For investors who missed out Indian equities in 2017, the volatility we have witnessed recently could provide an attractive entry point.
Indian equities have performed well in recent years, but the country’s macro picture has largely disappointed over the past 18 months – with the dual impact of demonetisation and the implementation of the Goods and Services Tax impacting on growth.
However, the tide has seemingly turned, as the macro landscape has recently stabilised in the reforming nation, with growth now starting to come through faster than expected.
This broad economic growth upswing is also translating to the corporate sector. We expect NIFTY earnings growth over the full year, which completed at the end of March, to come in at 14 per cent – near the initial expectations a year ago. This is a far cry from previous years, where initial earnings forecasts were continually revised downwards to the low single digits.

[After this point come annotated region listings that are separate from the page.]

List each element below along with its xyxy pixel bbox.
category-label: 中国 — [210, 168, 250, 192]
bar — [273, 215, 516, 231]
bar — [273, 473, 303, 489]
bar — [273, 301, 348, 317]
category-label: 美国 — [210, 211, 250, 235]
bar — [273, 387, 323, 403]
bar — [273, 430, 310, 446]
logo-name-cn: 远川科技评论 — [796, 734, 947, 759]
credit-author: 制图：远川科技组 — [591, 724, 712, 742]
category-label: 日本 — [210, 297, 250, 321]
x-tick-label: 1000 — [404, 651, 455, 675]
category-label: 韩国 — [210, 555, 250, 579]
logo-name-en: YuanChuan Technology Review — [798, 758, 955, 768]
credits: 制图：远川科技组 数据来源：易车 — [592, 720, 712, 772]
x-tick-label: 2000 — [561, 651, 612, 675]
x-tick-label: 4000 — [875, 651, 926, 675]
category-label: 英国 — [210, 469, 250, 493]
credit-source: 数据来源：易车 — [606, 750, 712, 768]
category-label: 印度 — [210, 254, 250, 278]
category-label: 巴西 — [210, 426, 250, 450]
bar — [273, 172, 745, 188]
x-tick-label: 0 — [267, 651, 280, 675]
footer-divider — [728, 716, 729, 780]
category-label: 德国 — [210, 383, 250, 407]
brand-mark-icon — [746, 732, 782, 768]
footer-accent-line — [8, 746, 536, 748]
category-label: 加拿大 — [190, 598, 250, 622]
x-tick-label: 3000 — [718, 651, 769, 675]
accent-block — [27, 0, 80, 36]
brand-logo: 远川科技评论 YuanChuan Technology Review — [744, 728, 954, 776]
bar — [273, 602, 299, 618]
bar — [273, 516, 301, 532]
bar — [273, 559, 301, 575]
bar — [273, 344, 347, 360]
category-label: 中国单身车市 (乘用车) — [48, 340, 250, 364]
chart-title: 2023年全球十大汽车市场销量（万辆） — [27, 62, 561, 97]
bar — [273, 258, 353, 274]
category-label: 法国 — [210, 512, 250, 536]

India remains ‘buy and hold’
Irrespective of the recent market volatility, India has always been a ‘buy and hold’ market, with several positive long-term drivers for the country – such as demographics, the multi-generational urbanisation shift, the stability of government and the ongoing reform agenda.
However, there have been a number of sector laggards over the past year or so – such as IT. We are marginally underweight IT, one of the largest sectors in the market, and are looking for windows of opportunity to potentially increase our allocation to this area – particularly if you make the case the US dollar should strengthen from here.
As for financials, the other major weight in the index, there is a clear distinction between the different segments of the space. To us, the public-sector banks are flashing a red light, the non-banking sector financials are showing amber and it is green for the private sector banks – where we still have exposure to high-quality franchises such as HDFC.
India often gets painted with a negative brush when it comes to corporate governance, particularly evidenced by the recent strife witnessed in public sector banks, but we continue to see improving governance standards and levels of disclosure.
Importance of domestic drivers
As for the political situation, India’s current backdrop could be argued as calm, relative to the rest of the world. Prime Minister Narendra Modi has been in charge for nearly four years and has recently strengthened his power at state level ahead of the next general election – which is likely to come early next year.
In fact, political turbulence is much more apparent in other areas of the world right now – evidenced by the current trade tensions between US President Donald Trump and China. It is unlikely Trump will turn his attention to India, with India’s total exposure to the US market as a share of GDP is just 3 per cent on a gross basis, or $77bn. The trade surplus is a mere 1 per cent of GDP.
However, while the direct impact of Trump taking on the world with his protectionist mindset is limited in relation to the Indian economy, it would be unwise to discount entirely the indirect consequences – as history suggests protectionist policies damage the entire global economy. As such, Indian businesses will be acutely aware of the possible implications to industries such as steel, IT and healthcare – particularly the generic drug space. Despite the risk, it is important not to forget India remains a largely domestically-driven economy.
For investors who missed out on the strong rise for Indian equities in 2017, the volatility we have witnessed recently could provide an attractive entry point to a market we still believe offers strong potential over the medium to long term. Our focus remains on unearthing the companies able to reap the benefits of the country’s numerous positive fundamental factors.
Simon Finch is co-manager of the Ashburton Chindia Equity Fund.